Employing anthropological and archaeological perspectives, concepts covered will include analysing the significance of heritage assets (‘evidential value’, ‘historic value’, ‘aesthetic value’ and ‘communal value’); the designation of Heritage Assets; World Heritage Sites; Heritage at Risk; Heritage Action Zones; Cultural Heritage Sites; conflict and military buildings and landscapes; religious buildings and landscapes; landscapes of memory and identity; industrial buildings and landscapes; rural settlements and townscapes; urban landscapes and cityscapes; designed landscapes; landscapes of pleasure and leisure; contested and New Age landscapes; funerary landscapes and cemeteries.

This unit will cover a wide range of time periods, from prehistory to the present day, and case studies will include everything from prehistoric settlements to medieval castles, to modern shopping centres to funerary architecture. It will also introduce legislation and guidance, conservation and management plans, characterisation of the historic and cultural environment and conservation principles.

Aims

  1. To introduce the concept and value of heritage assets and their wider significance (evidential value, historical value, aesthetic value and communal value);
  2. To explore human interaction with and connection to place, environment, landscape and buildings from anthropological and archaeological perspectives;
  3. To examine how different environments and buildings have been built, used and maintained, and critically explore current interpretations;
  4. To explore and explain a wide range of historic environments, places and landscapes from the functional, such as agricultural, industrial and military, to the sacred, such as ritual, New Age, and contested;
  5. To understand how agriculture, industry, settlement, conflict and building projects can re-shaped and alter environments;
  6. To analyse and assess critically theories pertaining to place, landscape and the built environment.
  7. To compare and contrast different approaches to landscape and the built environment through case studies and a field trip.

Intended Learning Outcomes

On successful completion of this unit, students will be able to:

  1. Explain the concept and value of heritage assets and their wider significance;
  2. Identify and successfully interpret buildings, historic and contemporary environments and landscape features from a wide range of periods and places;
  3. Explain the various terms, concepts and definitions used by heritage professionals and academics to describe and identify buildings and landscapes;
  4. Demonstrate an awareness of the way people interact with, appropriate and alter landscape and the built environment, and be able to identify physical/archaeological traces of such practices;
  5. Analyse and assess critically the interpretation and theoretical debates which surround the study of place, landscape and the built environment.

Teaching Information

  • This unit will run online only * Weekly Lecture/seminar sessions
  • One full-day (on site or self-guided) fieldtrip

Assessment Information

  • Essay 3000 words (50%) (ILOs: 2, 3, 4, 5);
  • Presentation and Handout (50%) (ILOs: 1, 2, 3, 4).

Reading and References

Bender, Barbara (1993) Landscape: Politics and Perspectives.
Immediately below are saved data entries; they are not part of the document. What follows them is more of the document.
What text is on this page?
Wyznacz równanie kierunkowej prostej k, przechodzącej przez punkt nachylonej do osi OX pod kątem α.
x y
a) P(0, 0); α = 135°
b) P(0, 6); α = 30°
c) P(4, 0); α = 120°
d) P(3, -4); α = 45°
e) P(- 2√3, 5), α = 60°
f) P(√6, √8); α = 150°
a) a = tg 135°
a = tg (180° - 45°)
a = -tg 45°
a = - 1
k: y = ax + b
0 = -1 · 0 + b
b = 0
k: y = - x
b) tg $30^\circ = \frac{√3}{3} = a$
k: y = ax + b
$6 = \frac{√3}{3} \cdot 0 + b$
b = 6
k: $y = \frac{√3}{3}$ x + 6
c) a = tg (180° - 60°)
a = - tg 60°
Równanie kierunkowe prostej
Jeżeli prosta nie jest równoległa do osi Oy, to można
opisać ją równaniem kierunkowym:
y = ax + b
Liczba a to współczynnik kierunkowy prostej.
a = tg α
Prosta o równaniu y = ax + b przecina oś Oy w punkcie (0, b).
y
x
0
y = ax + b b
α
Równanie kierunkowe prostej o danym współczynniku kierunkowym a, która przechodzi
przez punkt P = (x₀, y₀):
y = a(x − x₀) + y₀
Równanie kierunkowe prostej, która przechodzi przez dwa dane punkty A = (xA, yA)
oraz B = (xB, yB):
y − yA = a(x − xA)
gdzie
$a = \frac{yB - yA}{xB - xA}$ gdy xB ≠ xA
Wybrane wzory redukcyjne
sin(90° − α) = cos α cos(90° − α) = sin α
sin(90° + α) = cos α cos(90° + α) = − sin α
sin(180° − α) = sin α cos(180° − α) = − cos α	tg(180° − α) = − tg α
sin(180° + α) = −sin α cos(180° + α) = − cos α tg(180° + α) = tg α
Oxford: Berg

Bond, S. & Worthing, D. (2016) Managing Built Heritage: the role of cultural values and significance. Second edition. Chichester: Wiley-Blackwell.

David. B & Thomas, J. (2012) Handbook of Landscape Archaeology. Abingdon: Routledge.

Hirsch, E. & O'Hanlon, M. (1995) Anthropology of Landscape: Perspectives on Place and Space. Oxford: Oxford University Press

Lowenthal, D. (2015) The Past is a Foreign Country Revisited. Cambridge University Press.

Macdonald, S. (2013) Memorylands: Heritage and Identity in Europe Today. Abingdon: Routledge.

Pendlebury, J. & Gibson L. (2015) Valuing Historic Environments. 1st Edition. Abingdon: Routledge.